Perhaps it was silly, and I'm sorry if you missed our regular Saturday Newsletter yesterday. But as today is October 1, and our latest issue is published today, I decided this week to make the Saturday Newsletter the Sunday—or Weekend—Newsletter plus new issue alert.
Stone Soup's new life is taking shape. We are producing more frequent issues (this is our second monthly issue) that are each a little shorter and also more focused than were the bi-monthly print editions. I can tell you that I have never been happier with the scale of the issues or the quality of what we are publishing than I am now. I encourage all of you to go to our website and check out the new October issue. Non-subscribers are entitled to several articles per month while our subscribers, of course, have full, unlimited access to everything.

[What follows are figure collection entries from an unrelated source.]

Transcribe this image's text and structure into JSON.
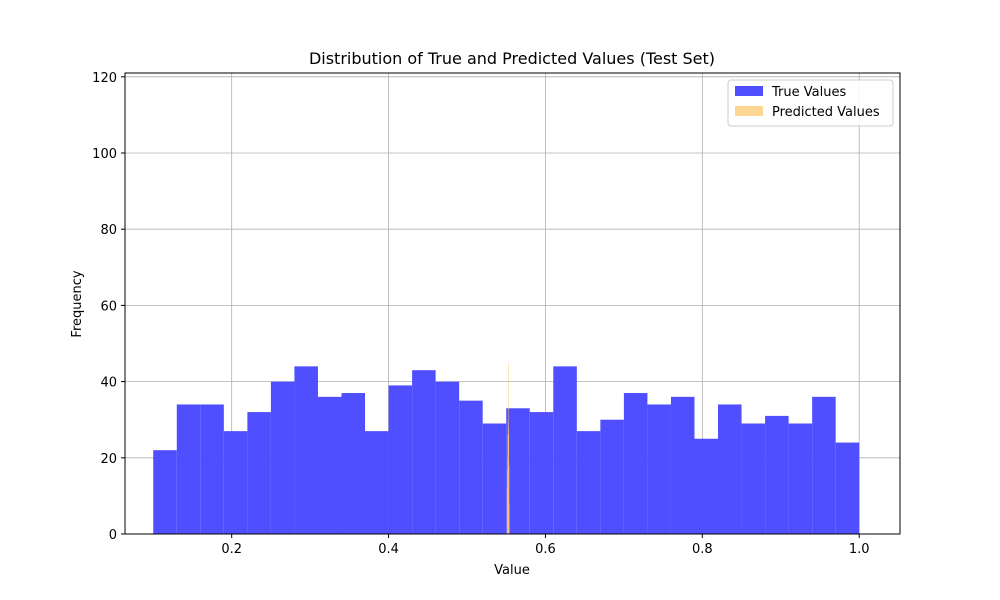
{
  "chart_data": {
    "type": "bar",
    "title": "Distribution of True and Predicted Values (Test Set)",
    "xlabel": "Value",
    "ylabel": "Frequency",
    "xlim": [
      0.064,
      1.052
    ],
    "ylim": [
      0,
      121
    ],
    "xticks": [
      0.2,
      0.4,
      0.6,
      0.8,
      1.0
    ],
    "xtick_labels": [
      "0.2",
      "0.4",
      "0.6",
      "0.8",
      "1.0"
    ],
    "yticks": [
      0,
      20,
      40,
      60,
      80,
      100,
      120
    ],
    "ytick_labels": [
      "0",
      "20",
      "40",
      "60",
      "80",
      "100",
      "120"
    ],
    "grid": true,
    "legend_position": "top-right",
    "series": [
      {
        "name": "True Values",
        "color": "#4b4bff",
        "bin_edges": [
          0.1,
          0.13,
          0.16,
          0.19,
          0.22,
          0.25,
          0.28,
          0.31,
          0.34,
          0.37,
          0.4,
          0.43,
          0.46,
          0.49,
          0.52,
          0.55,
          0.58,
          0.61,
          0.64,
          0.67,
          0.7,
          0.73,
          0.76,
          0.79,
          0.82,
          0.85,
          0.88,
          0.91,
          0.94,
          0.97,
          1.0
        ],
        "counts": [
          22,
          34,
          34,
          27,
          32,
          40,
          44,
          36,
          37,
          27,
          39,
          43,
          40,
          35,
          29,
          33,
          32,
          44,
          27,
          30,
          37,
          34,
          36,
          25,
          34,
          29,
          31,
          29,
          36,
          24
        ]
      },
      {
        "name": "Predicted Values",
        "color": "#fcc870",
        "bin_edges": [
          0.5508,
          0.5511,
          0.5514,
          0.5517,
          0.552,
          0.5523,
          0.5526,
          0.5529,
          0.5532,
          0.5535,
          0.5538
        ],
        "counts": [
          12,
          17,
          20,
          26,
          30,
          45,
          28,
          26,
          18,
          8
        ]
      }
    ]
  }
}
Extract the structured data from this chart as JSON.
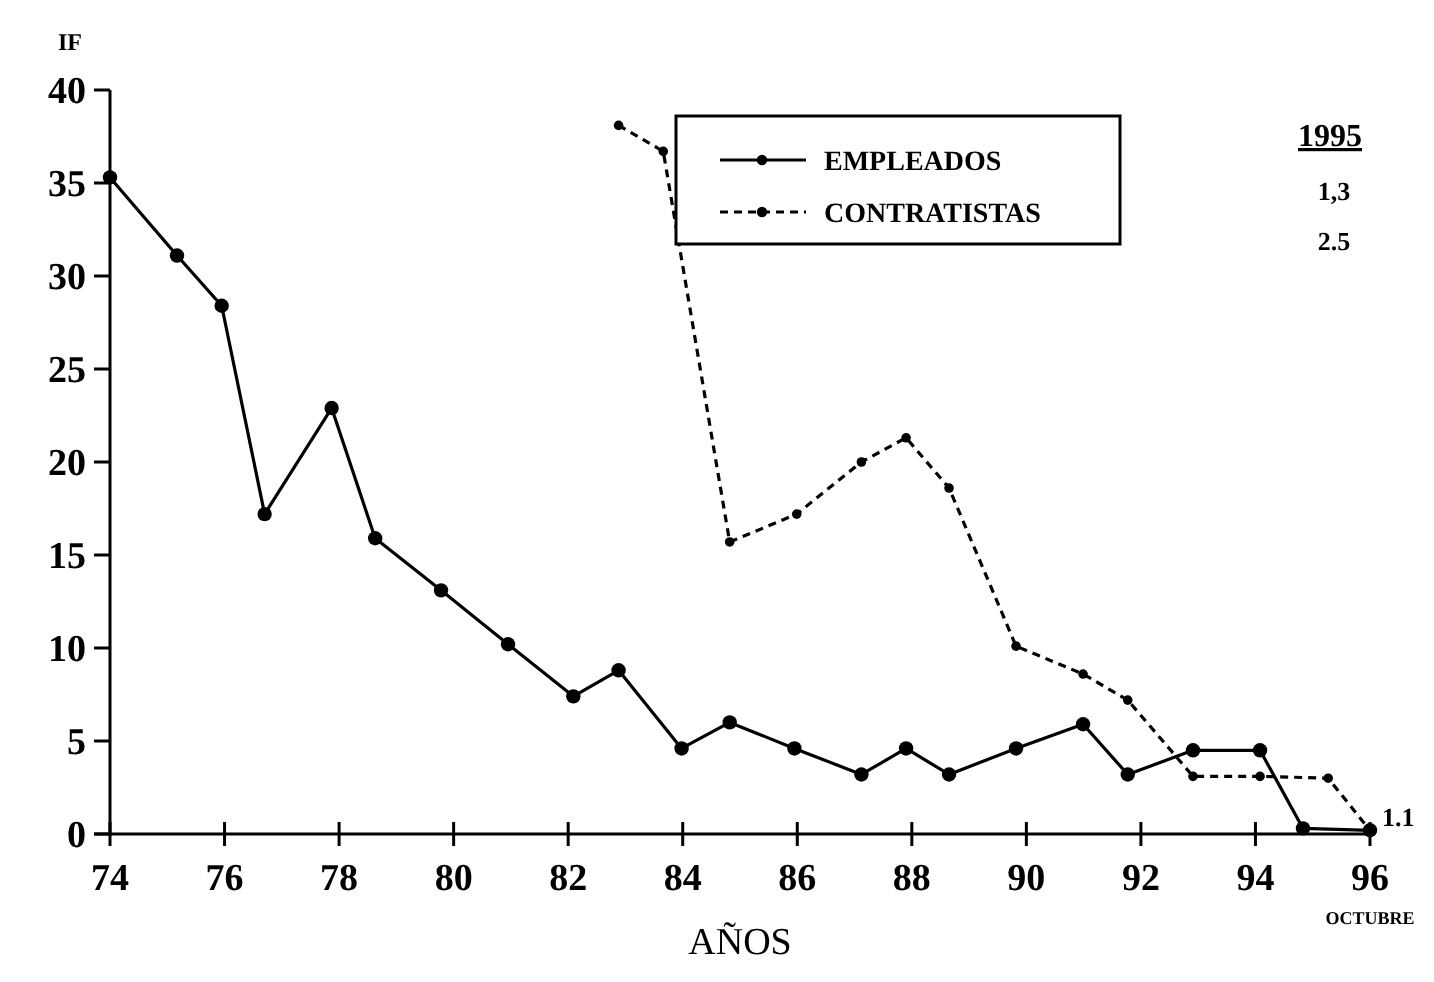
{
  "chart_data": {
    "type": "line",
    "xlabel": "AÑOS",
    "ylabel": "IF",
    "xlim": [
      74,
      96
    ],
    "xticks": [
      74,
      76,
      78,
      80,
      82,
      84,
      86,
      88,
      90,
      92,
      94,
      96
    ],
    "ylim": [
      0,
      40
    ],
    "yticks": [
      0,
      5,
      10,
      15,
      20,
      25,
      30,
      35,
      40
    ],
    "grid": false,
    "legend": "top right",
    "marker": "circle",
    "series": [
      {
        "name": "EMPLEADOS",
        "color": "#000000",
        "line_style": "solid",
        "x": [
          74.0,
          75.17,
          75.95,
          76.7,
          77.87,
          78.63,
          79.78,
          80.95,
          82.09,
          82.88,
          83.98,
          84.82,
          85.95,
          87.12,
          87.9,
          88.65,
          89.82,
          90.99,
          91.77,
          92.91,
          94.08,
          94.83,
          96.0
        ],
        "values": [
          35.3,
          31.1,
          28.4,
          17.2,
          22.9,
          15.9,
          13.1,
          10.2,
          7.4,
          8.8,
          4.6,
          6.0,
          4.6,
          3.2,
          4.6,
          3.2,
          4.6,
          5.9,
          3.2,
          4.5,
          4.5,
          0.3,
          0.2
        ]
      },
      {
        "name": "CONTRATISTAS",
        "color": "#000000",
        "line_style": "dashed",
        "x": [
          82.88,
          83.66,
          84.82,
          85.99,
          87.12,
          87.9,
          88.65,
          89.82,
          90.99,
          91.77,
          92.91,
          94.08,
          95.27,
          96.0
        ],
        "values": [
          38.1,
          36.7,
          15.7,
          17.2,
          20.0,
          21.3,
          18.6,
          10.1,
          8.6,
          7.2,
          3.1,
          3.1,
          3.0,
          0.2
        ]
      }
    ],
    "annotations": [
      "1995",
      "1,3",
      "2.5",
      "1.1",
      "OCTUBRE"
    ]
  }
}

I want you to hear from the editor, Emma Wood, to get a flavour of what to expect this month. In her Editor's Note she talks about the written work:
"Fear, anger, anxiety, the elements—in the stories and poems in this issue, the characters and speakers are all confronting something big and frightening. Time seems to slow down, and nearly stop altogether, in both “Game Time” and “Perfection,” as nerves take over. In “Facing the Hurricane,” the speaker faces not only a dangerous storm, but his own (mis)understanding of his father. Meanwhile, Evelyn faces her loneliness at the thought of her best friend Abigail moving to Korea in “Only an Ocean Away”. In the poem, “I Remember the Water and the Wind,” the speaker discovers her own strength while encountering a storm head-on, and in “Candlenut Tree,” the speaker faces down—and overcomes—her anger “like lava ready to explode into the air”.
If that isn't enough to get you clicking on the link to start reading, I'd like to call your attention to the art in the issue as well. This is now the second issue in which art is published for its own sake, rather than as an illustration to a story. It's been a wonderful process to review submissions of work that both stands in its own right and—as I hope you'll agree—complements the writing in the magazine, starting with "Scrapes of Light", the striking and evocative cover image. You will find three other photographs in the issue, including a second but very different photograph taken through a rain-spattered window ("Halifax, Nova Scotia, Canada"), that conveys a profound melancholy and stillness. "Girl Asleep", with its different sense of calm and gorgeous muted colour palette feels almost painterly in its framing, textures and timeless subject, while "The Look" gives us a portrait that stands for itself, popping out of its dark background and, at the same time, inviting a thousand questions abut what that look might mean. I'd also like to mention the exquisite and accomplished watercolor, "Mountain Quail." Whenever I look at it it makes me feel calm. It is a gentle but powerful work of art.
If you are interested in photography—whether you are a Stone Soup aged reader or a grownup—I think you will find the photographs in this issue moving, and I hope they will inspire you to pick up a camera and go out into the world looking for images and ideas that engage you in some way. And if you are someone who loves art in any form, why not send us a review of an artwork or exhibit you have enjoyed recently?
Thank you so much to all our wonderful Stone Soup writers and artists. Great work.